Inggrislah yang memulai timbulnya liberalisme yang
diakibatkan oleh pemikiran yang disebut zaman pencerahan (aufklarung) yang menyatakan, bahwa manusia memberikan penghargaan
dan kepercayaan besar pada rasio. Rasio dianggap sebagai kekuatan yang
menerangi segala sesuatu di dunia ini. Zaman yang dihadapi oleh masyarakat pada
abad ke-18 adalah zaman yang benar-benar membuka pintu baru yang memungkinkan
manusia bisa memperoleh yang sama sekali baru. Pengertian baru bukan hanya
bidang ekonomi dan politik, tetapi juga dalam pemikiran dan seluruh system yang
ada dalam kehidupan abad ke-19 dan selanjutnya. Liberalisme akan membawa suatu
system, yaitu kapitalisme.
Liberalisme memandang manusia sebagai makhluk bebas yang kebebasannya melalui
unsur nasionalisme, materialisme, dan empirisme, serta individualisme.

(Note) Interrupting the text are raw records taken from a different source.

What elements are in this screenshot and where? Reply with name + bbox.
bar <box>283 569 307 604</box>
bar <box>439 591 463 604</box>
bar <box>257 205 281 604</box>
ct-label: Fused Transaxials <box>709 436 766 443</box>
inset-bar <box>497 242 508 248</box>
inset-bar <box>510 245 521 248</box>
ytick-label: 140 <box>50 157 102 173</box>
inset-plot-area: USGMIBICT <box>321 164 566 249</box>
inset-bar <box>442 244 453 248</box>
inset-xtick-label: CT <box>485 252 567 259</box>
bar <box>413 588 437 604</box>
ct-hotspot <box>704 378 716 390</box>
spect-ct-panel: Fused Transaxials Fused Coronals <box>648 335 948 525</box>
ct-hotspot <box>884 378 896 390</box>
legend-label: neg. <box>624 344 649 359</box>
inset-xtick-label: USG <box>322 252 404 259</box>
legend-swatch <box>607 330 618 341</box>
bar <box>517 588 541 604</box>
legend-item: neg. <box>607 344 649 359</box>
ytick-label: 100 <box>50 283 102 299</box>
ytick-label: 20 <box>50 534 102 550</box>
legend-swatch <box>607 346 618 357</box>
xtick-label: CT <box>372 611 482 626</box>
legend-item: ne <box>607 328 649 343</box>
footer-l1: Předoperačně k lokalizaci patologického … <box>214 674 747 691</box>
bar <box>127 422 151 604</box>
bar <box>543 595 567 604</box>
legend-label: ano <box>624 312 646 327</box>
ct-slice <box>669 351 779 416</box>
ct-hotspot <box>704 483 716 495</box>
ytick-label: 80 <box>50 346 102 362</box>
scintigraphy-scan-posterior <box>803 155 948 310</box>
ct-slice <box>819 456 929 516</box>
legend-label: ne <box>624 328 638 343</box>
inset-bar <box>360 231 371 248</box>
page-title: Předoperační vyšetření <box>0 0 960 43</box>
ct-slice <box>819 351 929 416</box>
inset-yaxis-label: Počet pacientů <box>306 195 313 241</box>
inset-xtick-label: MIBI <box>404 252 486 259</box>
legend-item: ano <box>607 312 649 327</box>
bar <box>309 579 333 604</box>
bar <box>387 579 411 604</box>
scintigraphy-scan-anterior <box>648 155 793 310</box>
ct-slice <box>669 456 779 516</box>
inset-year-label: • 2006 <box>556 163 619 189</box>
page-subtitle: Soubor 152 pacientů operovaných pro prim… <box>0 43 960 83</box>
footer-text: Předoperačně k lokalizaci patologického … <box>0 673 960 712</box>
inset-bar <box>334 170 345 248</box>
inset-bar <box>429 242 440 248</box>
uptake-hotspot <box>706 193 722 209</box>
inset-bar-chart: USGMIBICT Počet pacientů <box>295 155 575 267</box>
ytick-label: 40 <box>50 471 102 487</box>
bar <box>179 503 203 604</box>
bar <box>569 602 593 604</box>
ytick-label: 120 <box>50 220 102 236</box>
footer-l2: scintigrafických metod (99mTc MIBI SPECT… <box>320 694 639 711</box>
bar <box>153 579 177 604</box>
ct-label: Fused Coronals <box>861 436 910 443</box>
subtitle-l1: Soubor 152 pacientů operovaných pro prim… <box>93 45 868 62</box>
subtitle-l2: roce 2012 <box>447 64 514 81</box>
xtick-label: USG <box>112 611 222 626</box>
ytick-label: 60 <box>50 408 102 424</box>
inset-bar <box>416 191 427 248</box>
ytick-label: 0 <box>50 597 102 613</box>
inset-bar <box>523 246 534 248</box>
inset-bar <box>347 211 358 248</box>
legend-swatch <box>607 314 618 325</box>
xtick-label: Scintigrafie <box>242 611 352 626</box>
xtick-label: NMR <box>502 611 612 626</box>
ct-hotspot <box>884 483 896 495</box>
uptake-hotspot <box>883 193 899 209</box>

Dengan mengartikan liberal sebagai
suatu paham penegasan, dalam perkembangannya akan muncul liberalisme politik,
ekonomi, kebudayaan, moral, dan sebagainya. Dari liberalisme politik lahirlah
konsepsi demokrasi yaitu negara dikelola dari, oleh, dan untuk rakyat,
sedangkan liberalisme ekonomi bertujuan menghindari campur tangan pemerintah
serta sistem ekonomi monopoli. Liberalisme juga menentang otoriter yang
menjunjung tinggi kebebasan individu.